Writer Talks STAR TREK Paralysis

A fourth movie in the Kelvin timeline of Star Trek has been on, then off, then on. It now seems off again. Nobody at Paramount seems to know what to do with the franchise on the big screen. Matt Shakman, Noah Hawley, and Susan Beir had all been temporarily in the director’s chair, but nothing ever moved.

Now, writer Mark L. Smith, co-writer of The Revenant and writer of the upcoming Twisters, has spoken about his view of Paramount and the franchise, while also touching on another famous attempt at Star Trek, Quentin Tarantino’s.

In an interview with Collider while out promoting his latest project, the George Clooney-directed The Boys In The Boat, he says the biggest issue right now is the studio, and their inability to decide on what Star Trek really is.

Paramount

The previous movies were reasonably tight-budgeted, frugal affairs when compared to some of their sci-fi counterparts.
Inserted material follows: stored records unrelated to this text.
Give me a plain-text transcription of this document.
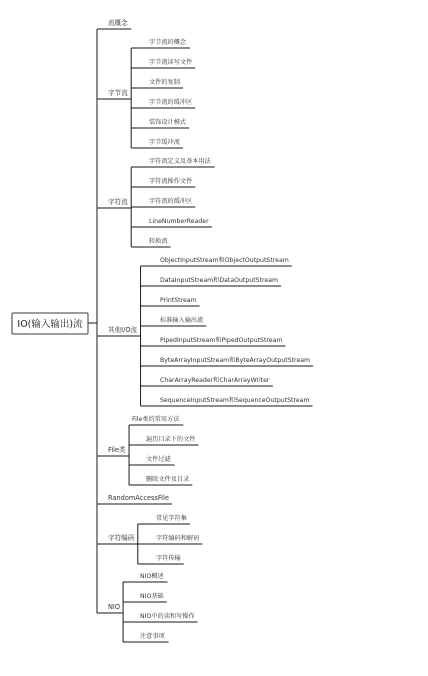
IO(输入输出)流
流概念
字节流
字符流
其他I/O流
File类
RandomAccessFile
字符编码
NIO
字节流的概念
字节流读写文件
文件的复制
字节流的缓冲区
装饰设计模式
字节缓冲流
字符流定义及基本用法
字符流操作文件
字符流的缓冲区
LineNumberReader
转换流
ObjectInputStream和ObjectOutputStream
DataInputStream和DataOutputStream
PrintStream
标准输入输出流
PipedInputStream和PipedOutputStream
ByteArrayInputStream和ByteArrayOutputStream
CharArrayReader和CharArrayWriter
SequenceInputStream和SequenceOutputStream
File类的常用方法
遍历目录下的文件
文件过滤
删除文件及目录
常见字符集
字符编码和解码
字符传输
NIO概述
NIO基础
NIO中的读和写操作
注意事项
That all changed when JJ Abrams relaunched the franchise as a blockbuster tentpole series in 2009 full of big sets, big stunts, and big spectacles. Now Paramount is unable to drag itself out of its paralysis around the franchise as, according to Smith:

“…there are different people at different levels [within Paramount who see it differently and nobody can agree for [everyone to kind of meet in the middle and do a version of it.”

One thing that may have changed everything in the world of Star Trek was Tarantino’s proposed version of things. Smith claims this would have changed Trek in the way Thor: Ragnorok changed Marvel. Not necessarily a good thing now we know what Marvel has struggled with since Endgame. He even said that Tarantion’s Trek script is still sitting on his desk, but now doubts it would ever get made, mostly due to Tarantino’s self-imposed ten-movie limit:

“So I wrote that, Quentin and I went back and forth, he was gonna do some stuff on it, and then he started worrying about the number, his kind of unofficial number of films.

I remember we were talking, and he goes, ‘If I can just wrap my head around the idea that Star Trek could be my last movie, the last thing I ever do. Is this how I want to end it?’ And I think that was the bump he could never get across, so the script is still sitting there on his desk.

…It was just a balls-out kind of thing. I can’t say anything about the story. He would kill me. But I think his vision was just to go hard. It was a hard R. It was going to be some Pulp Fiction violence. Not a lot of the language, we saved a couple things for just special characters to kind of drop that into the Star Trek world, but it was just really the edginess and the kind of that Tarantino flair, man, that he was bringing to it.”

Meanwhile, Star Trek remains largely a risible small-screen mess with absolutely none of the vibe that made earlier efforts so great.